Según el relevamiento, la política continúa siendo la principal fuente de incertidumbre, concentrando el 30% de las menciones vinculadas a preocupaciones económicas. Sin embargo, el empleo se ubicó en segundo lugar con el 22% de las referencias, registrando un crecimiento sostenido y evidenciando una mayor inquietud social por la situación del mercado laboral. El informe señala que el mercado de trabajo aún no logra recuperar la generación de empleo privado.
De acuerdo con datos oficiales citados por la UCA, entre noviembre de 2023 y marzo de 2026 se redujo la cantidad de empresas empleadoras, mientras que también se registró una caída significativa en los puestos de trabajo del sector privado y en el empleo de casas particulares. En contraste, la preocupación por la inestabilidad económica disminuyó su peso relativo y pasó a representar el 21% de las menciones. El dato marca una diferencia importante respecto de comienzos de 2024, cuando la inflación y los desequilibrios macroeconómicos dominaban las discusiones económicas.

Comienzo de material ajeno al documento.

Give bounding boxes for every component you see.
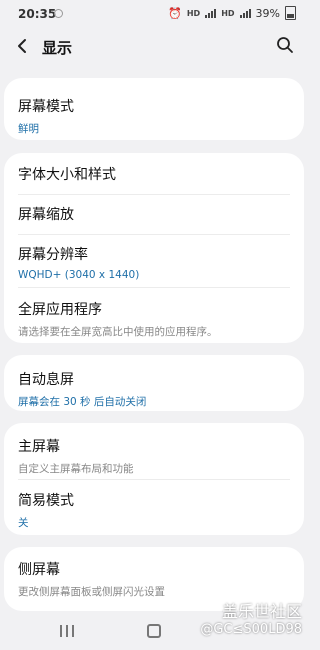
setting-home-screen[interactable]: 主屏幕 自定义主屏幕布局和功能 bbox=[18, 436, 290, 476]
hd-badge-2: HD bbox=[221, 8, 235, 18]
status-bar: 20:35 ⏰ HD HD 39% bbox=[0, 0, 308, 28]
setting-title: 屏幕分辨率 bbox=[18, 247, 88, 263]
navigation-bar bbox=[0, 612, 308, 650]
app-bar: 显示 bbox=[0, 28, 308, 64]
status-time: 20:35 bbox=[18, 7, 57, 21]
status-icons: ⏰ HD HD 39% bbox=[168, 6, 296, 20]
page-title: 显示 bbox=[42, 39, 73, 57]
setting-title: 字体大小和样式 bbox=[18, 167, 116, 183]
setting-screen-timeout[interactable]: 自动息屏 屏幕会在 30 秒 后自动关闭 bbox=[18, 369, 290, 409]
recent-apps-icon[interactable] bbox=[60, 625, 74, 637]
setting-title: 屏幕模式 bbox=[18, 99, 74, 115]
card-display-options: 字体大小和样式 屏幕缩放 屏幕分辨率 WQHD+ (3040 x 1440) 全… bbox=[4, 153, 304, 343]
hd-badge: HD bbox=[186, 8, 201, 18]
setting-screen-mode[interactable]: 屏幕模式 鲜明 bbox=[18, 96, 290, 136]
divider bbox=[18, 479, 290, 480]
setting-title: 简易模式 bbox=[18, 493, 74, 509]
back-arrow-icon[interactable] bbox=[12, 36, 32, 56]
card-screen-timeout: 自动息屏 屏幕会在 30 秒 后自动关闭 bbox=[4, 355, 304, 411]
battery-percent: 39% bbox=[255, 6, 280, 20]
setting-title: 屏幕缩放 bbox=[18, 207, 74, 223]
setting-fullscreen-apps[interactable]: 全屏应用程序 请选择要在全屏宽高比中使用的应用程序。 bbox=[18, 299, 290, 339]
setting-title: 侧屏幕 bbox=[18, 562, 60, 578]
search-icon[interactable] bbox=[276, 36, 294, 54]
setting-edge-screen[interactable]: 侧屏幕 更改侧屏幕面板或侧屏闪光设置 bbox=[18, 559, 290, 599]
setting-desc: 请选择要在全屏宽高比中使用的应用程序。 bbox=[18, 326, 218, 338]
setting-title: 自动息屏 bbox=[18, 372, 74, 388]
settings-notification-icon bbox=[54, 9, 63, 18]
setting-desc: 自定义主屏幕布局和功能 bbox=[18, 463, 134, 475]
divider bbox=[18, 234, 290, 235]
divider bbox=[18, 287, 290, 288]
card-screen-mode: 屏幕模式 鲜明 bbox=[4, 78, 304, 140]
setting-resolution[interactable]: 屏幕分辨率 WQHD+ (3040 x 1440) bbox=[18, 244, 290, 281]
setting-value: WQHD+ (3040 x 1440) bbox=[18, 269, 140, 281]
setting-title: 主屏幕 bbox=[18, 439, 60, 455]
alarm-icon: ⏰ bbox=[168, 6, 182, 20]
home-icon[interactable] bbox=[147, 624, 161, 638]
battery-icon bbox=[285, 6, 296, 20]
setting-desc: 更改侧屏幕面板或侧屏闪光设置 bbox=[18, 586, 165, 598]
setting-value: 关 bbox=[18, 517, 29, 529]
card-home-options: 主屏幕 自定义主屏幕布局和功能 简易模式 关 bbox=[4, 423, 304, 535]
setting-value: 屏幕会在 30 秒 后自动关闭 bbox=[18, 396, 147, 408]
setting-value: 鲜明 bbox=[18, 123, 39, 135]
signal-icon-2 bbox=[239, 8, 251, 18]
setting-easy-mode[interactable]: 简易模式 关 bbox=[18, 490, 290, 530]
signal-icon bbox=[205, 8, 217, 18]
setting-zoom[interactable]: 屏幕缩放 bbox=[18, 204, 290, 224]
setting-font[interactable]: 字体大小和样式 bbox=[18, 164, 290, 184]
divider bbox=[18, 194, 290, 195]
setting-title: 全屏应用程序 bbox=[18, 302, 102, 318]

La UCA remarcó que, si bien el nivel actual de incertidumbre se encuentra por debajo de los promedios registrados durante las presidencias de Javier Milei y Alberto Fernández, continúa siendo superior al observado durante la gestión de Mauricio Macri y ampliamente mayor al registrado en el segundo mandato de Cristina Fernández de Kirchner. El estudio concluye que persiste una sensación extendida de dificultad para anticipar el futuro económico.
Según la institución, este fenómeno tiene consecuencias directas sobre la actividad económica, ya que las familias suelen postergar decisiones de consumo y las empresas tienden a retrasar inversiones cuando aumenta la incertidumbre sobre el escenario futuro.